Este empuje fue especialmente visible en los siete años que siguieron al retorno de la democracia y la natural declinación de su efecto se mezcló con la crisis asiática, lo que confundió las causas externas e internas del menor crecimiento. Transcurrido un período prolongado, está claro que hemos vuelto a un crecimiento de tendencia en torno al 5%, que si bien es muy superior al 3% que logramos en las primeras siete décadas del siglo pasado, no es suficiente para asegurar nuestras aspiraciones de desarrollo.

El tercer impulso
Ahora Chile necesita un tercer impulso, pero diferente a los dos anteriores: se trata de lograr una renovación de las relaciones sociales, dentro y fuera del trabajo, que nos permita incrementar nuestra capacidad de ejecución. Las relaciones verticalistas restan autonomía y creatividad a las personas, no promueven la interacción que antecede a la innovación. Ya no es válido lo que dijo F. W. Taylor en 1909: que los mejores trabajadores eran los que hacían exactamente lo que deseaba su jefe.

Desde hace tiempo las empresas y las organizaciones privadas comenzaron a poner más atención a las relaciones internas y con sus clientes: generar confianza, autonomía, lealtad, cumplir promesas y colaborar son algunos rasgos de esta cultura. Pero esta renovación no se ha asentado en Chile porque necesita mayor autonomía individual y una madurez institucional que aún no hemos logrado y este atraso nos está pasando la cuenta.

En el último tiempo hemos visto algunos indicadores de competitividad de Chile que revelan un rezago, leve pero palpable. En cambio, los países que ganan lugares son los más ágiles a la hora de innovar y la ventaja de la buena gestión macro o de la estabilidad democrática no es suficiente en la carrera de este siglo.

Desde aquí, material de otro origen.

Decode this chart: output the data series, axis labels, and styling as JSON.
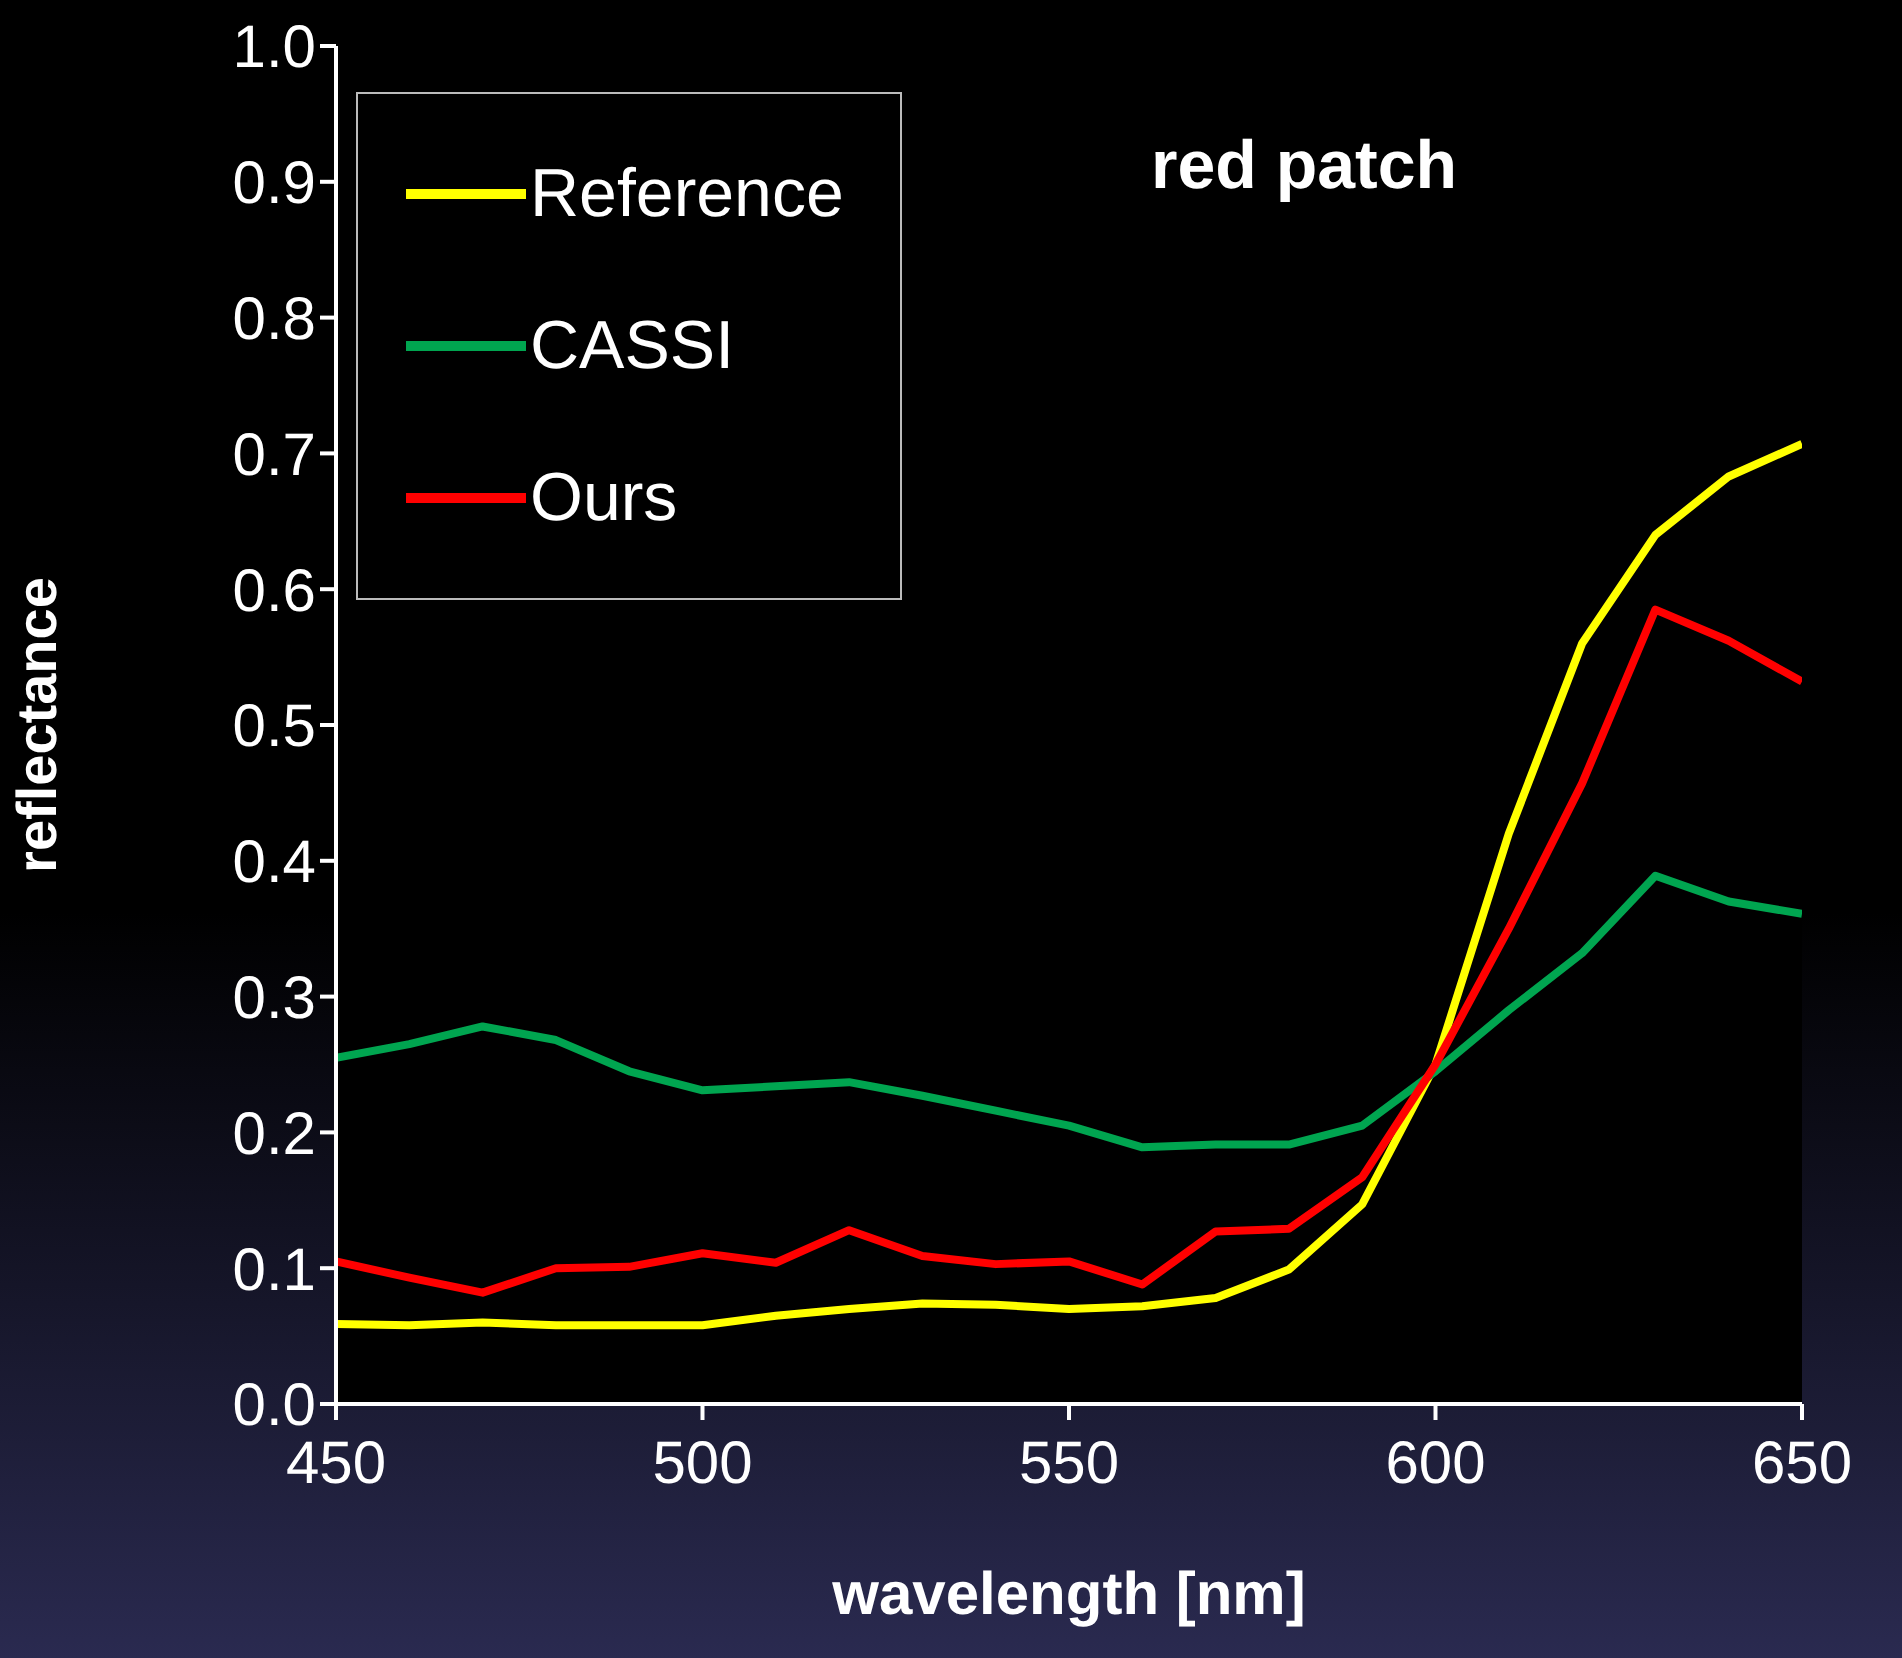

El punto de partida de la innovación está en las interacciones entre las personas, que ocurre a través de las instituciones formales e informales, más que en los laboratorios. Estos últimos son medios indispensables para que la innovación llegue a puerto, pero no son el punto de partida. La inversión en ciencia y tecnología es la consecuencia de una sociedad innovadora, más que la palanca que nos vuelve innovadores.

En el caso de Chile, las diversas interacciones sociales responden a un molde común: autoritarismo, poca autonomía y baja colaboración. La jerarquía en la sala de clases, el verticalismo en la empresa o el paternalismo del Estado son todas manifestaciones de instituciones tradicionales, no aptas para los desafíos de innovación y creatividad que requiere un país integrado al mundo. La innovación y el emprendimiento tienen una naturaleza antiautoritaria.

La renovación de las interacciones sociales necesita de autonomía y colaboración. En momentos en que se requiere mayor colaboración, también se requiere personas más autónomas. La autonomía se logra con una política social activa y es una condición previa para colaborar. Esto significa buena educación, movilidad entre empleos, acceso al emprendimiento y formación a través de la vida. Los acuerdos sobre educación son un buen paso para una agenda que requiere mayor velocidad.

La colaboración se debe manifestar en los diversos espacios de encuentro de las personas, en particular en la política y en la gestión pública. La política debe acortar la brecha que la distancia de la ciudadanía, recuperar su capacidad de integrar a las personas a través de horizontes comunes y mostrar un compromiso con la calidad y el realismo de las soluciones concretas. Del mismo modo, la gestión del Estado debe estar sustentada en valores que generen la confianza de la sociedad, como el mérito, los resultados, la transparencia y la rendición de cuentas. Cuando la gestión pública se aparta de estos valores la ciudadanía toma distancia, brota la desconfianza y se reduce el espacio de la colaboración. Para lograr este nuevo impulso al crecimiento y al progreso social es indispensable adoptar un examen crítico respecto de la forma en que nos organizamos para ejecutar las tareas colectivas, dentro y fuera del trabajo, de modo de poner el foco en aumentar la autonomía y mejorar la colaboración.